Volto à ideia que te mencionei no princípio, a necessidade de que se introduza o julgamento dos fatos no marco de um “Genocídio”, tal como o entendeu o Tribunal Federal Nº 1 de La Plata, na condenação do repressor Etchecolatz em 2006 (http://www.derechos.org/nizkor/arg/ley/etche.html) Nesse sentido, a obra do antropólogo Daniel Feierstein talvez seja a mais importante que se escreveu para abordar o caso argentino, me refiro ao texto El Genocidio Como Practica Social.
Muitos de nós, Hijos, somos querelantes nas causas criminais e acompanhamos dando impulso e ferramentas de análise, para que os julgamentos sejam históricos, que a sociedade os sinta como um antes e depois com efeitos concretos para solidificar a democracia e que, tendo noção do horror, ele não volte a se repetir.
Para isso, é muito importante que os genocidas possuam garantias constitucionais, que possam defender-se, que possam falar e dar seus pontos de vista. Os julgamentos são justos no marco de um Estado de Direito, e não são um teatro de castigo como os repressores objectam nas audiências.

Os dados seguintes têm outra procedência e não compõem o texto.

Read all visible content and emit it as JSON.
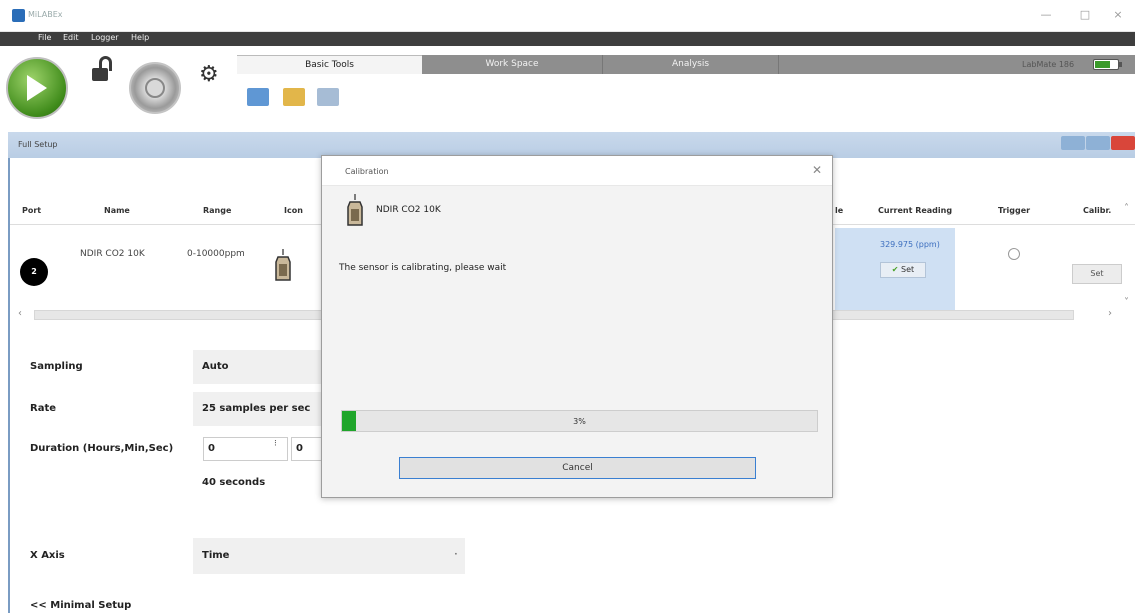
{
  "window": {
    "title": "MiLABEx",
    "controls": [
      "—",
      "□",
      "×"
    ]
  },
  "menu": [
    "File",
    "Edit",
    "Logger",
    "Help"
  ],
  "tabs": [
    {
      "label": "Basic Tools",
      "active": true
    },
    {
      "label": "Work Space",
      "active": false
    },
    {
      "label": "Analysis",
      "active": false
    }
  ],
  "device": {
    "label": "LabMate 186"
  },
  "setup": {
    "title": "Full Setup",
    "columns": [
      "Port",
      "Name",
      "Range",
      "Icon",
      "le",
      "Current Reading",
      "Trigger",
      "Calibr."
    ],
    "row": {
      "port": "2",
      "name": "NDIR CO2 10K",
      "range": "0-10000ppm",
      "current_reading": "329.975 (ppm)",
      "set_label": "Set",
      "calibrate_set_label": "Set"
    }
  },
  "form": {
    "sampling": {
      "label": "Sampling",
      "value": "Auto"
    },
    "rate": {
      "label": "Rate",
      "value": "25 samples per sec"
    },
    "duration": {
      "label": "Duration (Hours,Min,Sec)",
      "hours": "0",
      "minutes": "0",
      "summary": "40 seconds"
    },
    "x_axis": {
      "label": "X Axis",
      "value": "Time"
    },
    "minimal_link": "<< Minimal Setup"
  },
  "dialog": {
    "title": "Calibration",
    "sensor": "NDIR CO2 10K",
    "message": "The sensor is calibrating, please wait",
    "progress_label": "3%",
    "progress_value": 3,
    "cancel_label": "Cancel"
  }
}
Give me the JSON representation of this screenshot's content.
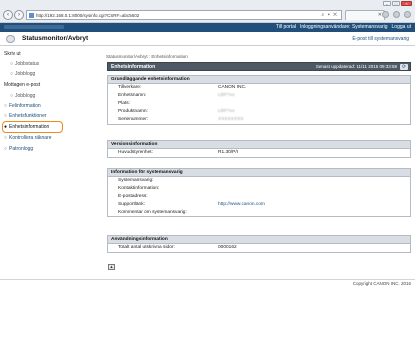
{
  "browser": {
    "url": "http://192.168.0.1:8000/sysinfo.cgi?CSRF=abc5602",
    "url_tools": "⌕ ▾ ✕",
    "tab_close": "✕"
  },
  "topnav": {
    "portal": "Till portal",
    "login_user": "Inloggningsanvändare: Systemansvarig",
    "logout": "Logga ut"
  },
  "app": {
    "title": "Statusmonitor/Avbryt",
    "email_link": "E-post till systemansvarig"
  },
  "sidebar": {
    "items": [
      {
        "label": "Skriv ut",
        "type": "head"
      },
      {
        "label": "Jobbstatus",
        "type": "sub"
      },
      {
        "label": "Jobblogg",
        "type": "sub"
      },
      {
        "label": "Mottagen e-post",
        "type": "head"
      },
      {
        "label": "Jobblogg",
        "type": "sub"
      },
      {
        "label": "Felinformation",
        "type": "item"
      },
      {
        "label": "Enhetsfunktioner",
        "type": "item"
      },
      {
        "label": "Enhetsinformation",
        "type": "item"
      },
      {
        "label": "Kontrollera räknare",
        "type": "item"
      },
      {
        "label": "Patronlogg",
        "type": "item"
      }
    ]
  },
  "main": {
    "breadcrumb": "Statusmonitor/Avbryt : Enhetsinformation",
    "page_title": "Enhetsinformation",
    "last_updated": "Senast uppdaterad: 11/11 2015 09:33:58",
    "refresh_icon": "refresh-icon",
    "sections": {
      "basic": {
        "title": "Grundläggande enhetsinformation",
        "rows": [
          {
            "k": "Tillverkare:",
            "v": "CANON INC."
          },
          {
            "k": "Enhetsnamn:",
            "v": "LBP7xx"
          },
          {
            "k": "Plats:",
            "v": ""
          },
          {
            "k": "Produktnamn:",
            "v": "LBP7xx"
          },
          {
            "k": "Serienummer:",
            "v": "XXXXXXXX"
          }
        ]
      },
      "version": {
        "title": "Versionsinformation",
        "rows": [
          {
            "k": "Huvudstyrenhet:",
            "v": "R1.30/P/I"
          }
        ]
      },
      "admin": {
        "title": "Information för systemansvarig",
        "rows": [
          {
            "k": "Systemansvarig:",
            "v": ""
          },
          {
            "k": "Kontaktinformation:",
            "v": ""
          },
          {
            "k": "E-postadress:",
            "v": ""
          },
          {
            "k": "Supportlänk:",
            "v": "http://www.canon.com"
          },
          {
            "k": "Kommentar om systemansvarig:",
            "v": ""
          }
        ]
      },
      "usage": {
        "title": "Användningsinformation",
        "rows": [
          {
            "k": "Totalt antal utskrivna sidor:",
            "v": "0000162"
          }
        ]
      }
    },
    "top_button": "▲"
  },
  "footer": {
    "copyright": "Copyright CANON INC. 2016"
  }
}
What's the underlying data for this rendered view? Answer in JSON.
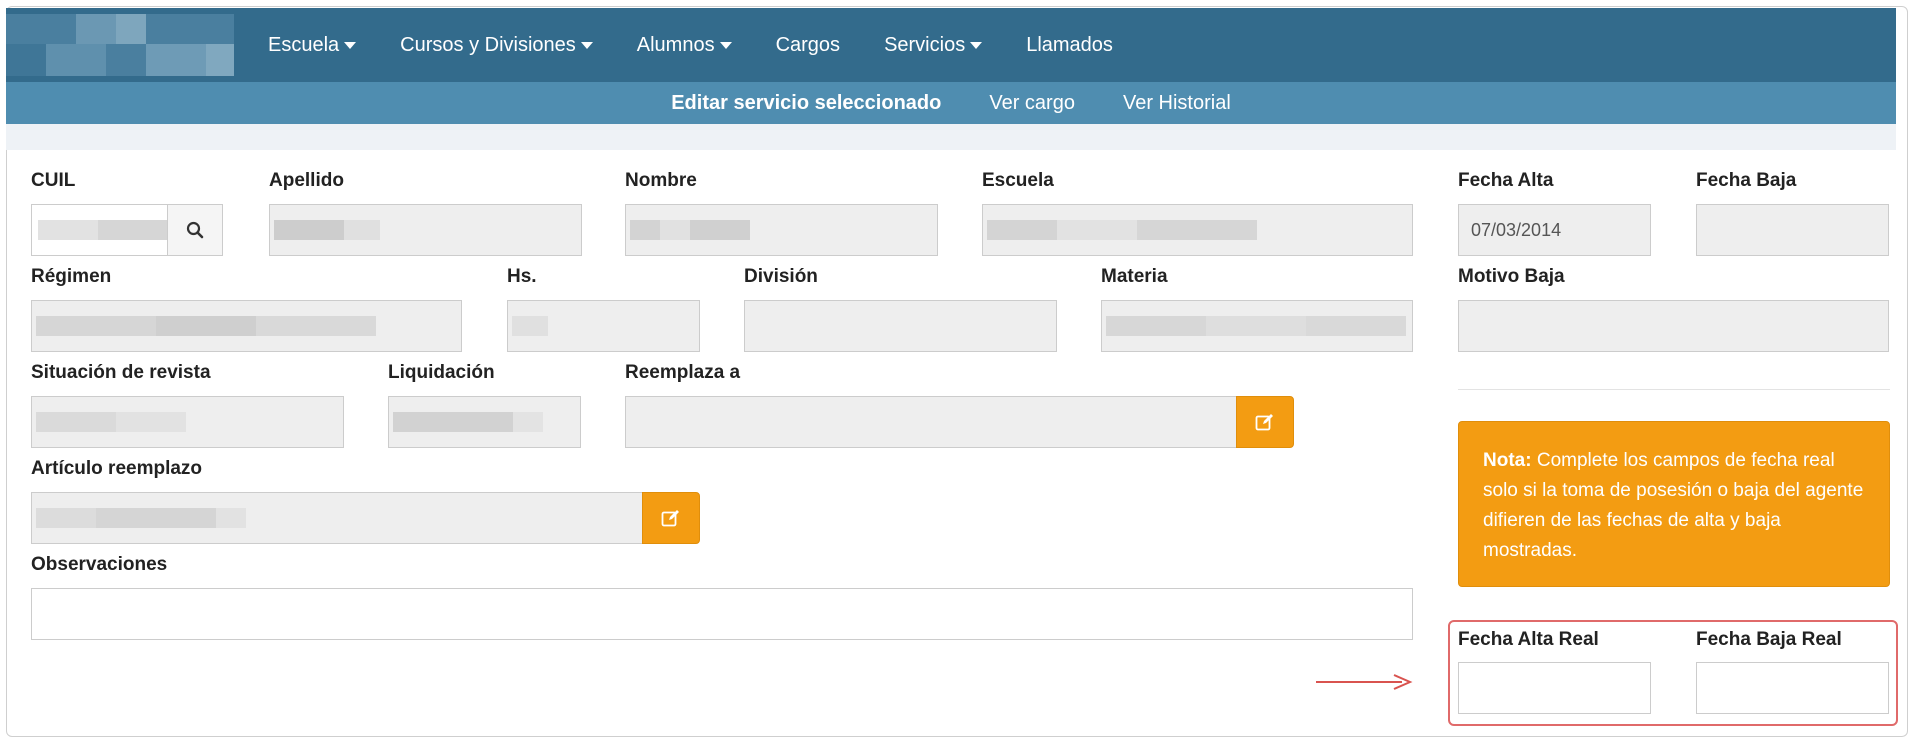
{
  "nav": {
    "items": [
      {
        "label": "Escuela",
        "dropdown": true
      },
      {
        "label": "Cursos y Divisiones",
        "dropdown": true
      },
      {
        "label": "Alumnos",
        "dropdown": true
      },
      {
        "label": "Cargos",
        "dropdown": false
      },
      {
        "label": "Servicios",
        "dropdown": true
      },
      {
        "label": "Llamados",
        "dropdown": false
      }
    ]
  },
  "subnav": {
    "items": [
      "Editar servicio seleccionado",
      "Ver cargo",
      "Ver Historial"
    ]
  },
  "form": {
    "labels": {
      "cuil": "CUIL",
      "apellido": "Apellido",
      "nombre": "Nombre",
      "escuela": "Escuela",
      "fecha_alta": "Fecha Alta",
      "fecha_baja": "Fecha Baja",
      "regimen": "Régimen",
      "hs": "Hs.",
      "division": "División",
      "materia": "Materia",
      "motivo_baja": "Motivo Baja",
      "situacion": "Situación de revista",
      "liquidacion": "Liquidación",
      "reemplaza": "Reemplaza a",
      "articulo": "Artículo reemplazo",
      "observaciones": "Observaciones",
      "fecha_alta_real": "Fecha Alta Real",
      "fecha_baja_real": "Fecha Baja Real"
    },
    "values": {
      "fecha_alta": "07/03/2014"
    }
  },
  "note": {
    "title": "Nota:",
    "text": "Complete los campos de fecha real solo si la toma de posesión o baja del agente difieren de las fechas de alta y baja mostradas."
  },
  "colors": {
    "navbar": "#336b8c",
    "subnav": "#4f8db0",
    "accent": "#f39c12",
    "highlight_border": "#e06a6a"
  },
  "icons": {
    "search": "search-icon",
    "edit": "edit-icon"
  }
}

Os repressores têm uma oportunidade inédita de defesa e humanidade no trato, que é o que eles não deram às pessoas que executaram e fizeram desaparecer. As vítimas não queremos vingança, tampouco reconciliação como quer a igreja e os setores da direita. Só queremos uma instância de justiça que é a que eles não deram. Só a justiça fecha parte da ferida (do luto), só a justiça tira nossos pais de um lugar difuso, de um purgatório, da instância fantasmática.